Many applications require a minimum amount of resource to be useful. One example is traditional voice telephony that below either a target minimum bandwidth or above a maximum delay becomes unusable. During call set-up in traditional fixed telecom networks (e.g., the PSTN), a signaling channel first checks that sufficient resources exist between the caller and callee before admitting the call and ringing the callee in the case of voice. If there is insufficient resource then the call is refused with a network busy signal. The resource availability is a precondition for the session to be set-up. This model has continued into the Internet world to ensure that Voice over IP applications can offer an equivalent user-experience to the PSTN, and so that VoIP can successfully interwork with the PSTN. However, many IP multimedia sessions would not require such a strict model.

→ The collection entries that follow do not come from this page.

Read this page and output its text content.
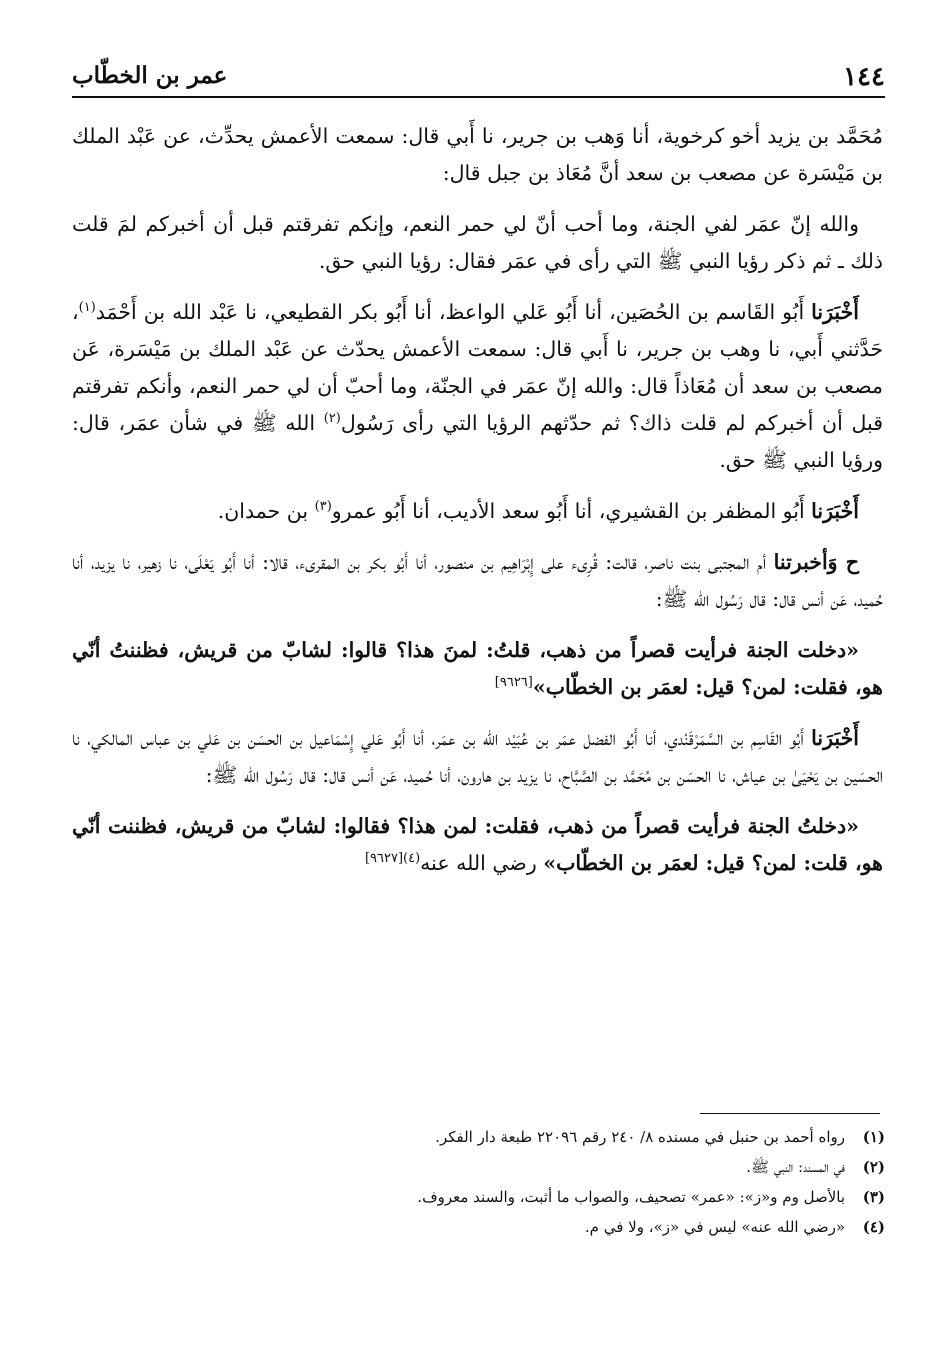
١٤٤
عمر بن الخطّاب

مُحَمَّد بن يزيد أخو كرخوية، أنا وَهب بن جرير، نا أَبي قال: سمعت الأعمش يحدِّث، عن عَبْد الملك بن مَيْسَرة عن مصعب بن سعد أنَّ مُعَاذ بن جبل قال:

والله إنّ عمَر لفي الجنة، وما أحب أنّ لي حمر النعم، وإنكم تفرقتم قبل أن أخبركم لمَ قلت ذلك ـ ثم ذكر رؤيا النبي ﷺ التي رأى في عمَر فقال: رؤيا النبي حق.

أَخْبَرَنا أَبُو القَاسم بن الحُصَين، أنا أَبُو عَلي الواعظ، أنا أَبُو بكر القطيعي، نا عَبْد الله بن أَحْمَد$^{(١)}$، حَدَّثني أَبي، نا وهب بن جرير، نا أَبي قال: سمعت الأعمش يحدّث عن عَبْد الملك بن مَيْسَرة، عَن مصعب بن سعد أن مُعَاذاً قال: والله إنّ عمَر في الجنّة، وما أحبّ أن لي حمر النعم، وأنكم تفرقتم قبل أن أخبركم لم قلت ذاك؟ ثم حدّثهم الرؤيا التي رأى رَسُول$^{(٢)}$ الله ﷺ في شأن عمَر، قال: ورؤيا النبي ﷺ حق.

أَخْبَرَنا أَبُو المظفر بن القشيري، أنا أَبُو سعد الأديب، أنا أَبُو عمرو$^{(٣)}$ بن حمدان.

ح وَأخبرتنا أم المجتبى بنت ناصر، قالت: قُرِىء على إِبْرَاهِيم بن منصور، أنا أَبُو بكر بن المقرىء، قالا: أنا أَبُو يَعْلَى، نا زهير، نا يزيد، أنا حُميد، عَن أنس قال: قال رَسُول الله ﷺ:

«دخلت الجنة فرأيت قصراً من ذهب، قلتُ: لمنَ هذا؟ قالوا: لشابّ من قريش، فظننتُ أنّي هو، فقلت: لمن؟ قيل: لعمَر بن الخطّاب»[٩٦٢٦]

أَخْبَرَنا أَبُو القَاسِم بن السَّمَرْقَنْدي، أنا أَبُو الفضل عمَر بن عُبَيْد الله بن عمَر، أنا أَبُو عَلي إِسْمَاعيل بن الحسَن بن عَلي بن عباس المالكي، نا الحسَين بن يَحْيَىٰ بن عياش، نا الحسَن بن مُحَمَّد بن الصَّبَّاح، نا يزيد بن هارون، أنا حُميد، عَن أنس قال: قال رَسُول الله ﷺ:

«دخلتُ الجنة فرأيت قصراً من ذهب، فقلت: لمن هذا؟ فقالوا: لشابّ من قريش، فظننت أنّي هو، قلت: لمن؟ قيل: لعمَر بن الخطّاب» رضي الله عنه$^{(٤)[٩٦٢٧]}$

(١)
رواه أحمد بن حنبل في مسنده ٨/ ٢٤٠ رقم ٢٢٠٩٦ طبعة دار الفكر.
(٢)
في المسند: النبي ﷺ.
(٣)
بالأصل وم و«ز»: «عمر» تصحيف، والصواب ما أثبت، والسند معروف.
(٤)
«رضي الله عنه» ليس في «ز»، ولا في م.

A SIP Working Group Internet Draft Document: <draft-ietf-sip-manyfolks-resource-02> dated August 2001, hereinafter “the Draft” describes known art on the support of preconditions in the Internet signaling plane. The Draft may be obtained from the Internet Engineering Task Force (IETF) which can be contacted at www.ietf.org. This patent application is to be read and understood in the context of this existing Draft. The Draft describes how the Session Initiation Protocol (SIP) (session set-up signaling) can be used to carry the Session Description Protocol (SDP) (description of the session to be set-up) between Internet endpoints. The Draft specifically describes SDP preconditions whereby both SIP and SDP are extended to enable the two ends to negotiate and agree on the preconditions for the session. In addition, the signaling also establishes the order in which the two ends will attempt to meet those preconditions. The preconditions are direction specific in that they apply to the two endpoints A (the caller) and B (the callee) in the form of a precondition for resources and/or security from A to B, from B to A or for both directions. The preconditions attempt order can be B only, A then B or B then A then B (for example). The attempt order is determined through the exchange of confirm requests during the SDP exchanges. The results of each attempt on a precondition are then communicated to the other endpoint in a new SIP message defined in the Draft named the COMET (confirmation). An example of a typical SIP signaling flow is shown in FIG. 1.
The major problems with the existing model are as follows;                i) They have been designed specifically with the heavyweight VoIP requirement which leads to a large amount of signaling messages even for the simplest of preconditioned sessions.        ii) The capabilities of the endpoints for meeting offered preconditions are not fully exchanged so it is possible that excess signalling and set-up delay can be generated chasing unavailable options.        iii) The lead roles for the endpoints in meeting preconditions (first attempts) is not always agreed and so first attempts cannot necessarily execute in parallel. Parallel execution would reduce set-up times and would only be extended if the lead endpoint failed to meet a precondition due to probabilistic events (in which case the next endpoint would retry following a COMET). In addition, many lead role options are not available due to them not being fully negotiable as a result of the signalling design.        iv) Preconditions cannot generally start to be attempted until the pre-ring (pre-SIP 180 response) signaling has completed. This is a VoIP requirement (phone doesn't ring until resources are in place) but not typical across all IP applications and sessions. This enforces all sessions to incur the cost of multiple signaling messages and associated signaling delay even when both ends already have all preconditions in place (preconfigured resources or security associations).        v) Preconditions are negotiated only by endpoints and the Draft makes arguments as to why this is reasonable. However, the arguments are specific to the CableLabs DOCSIS DqoS architecture which provides QoS (Quality of Service) and security signaling between the hosts end to end to enable them alone to meet the preconditions. However, end to end QoS signaling is expensive and slow and not necessary in a large number of deployment scenarios. A more general model for preconditions signaling is therefore required.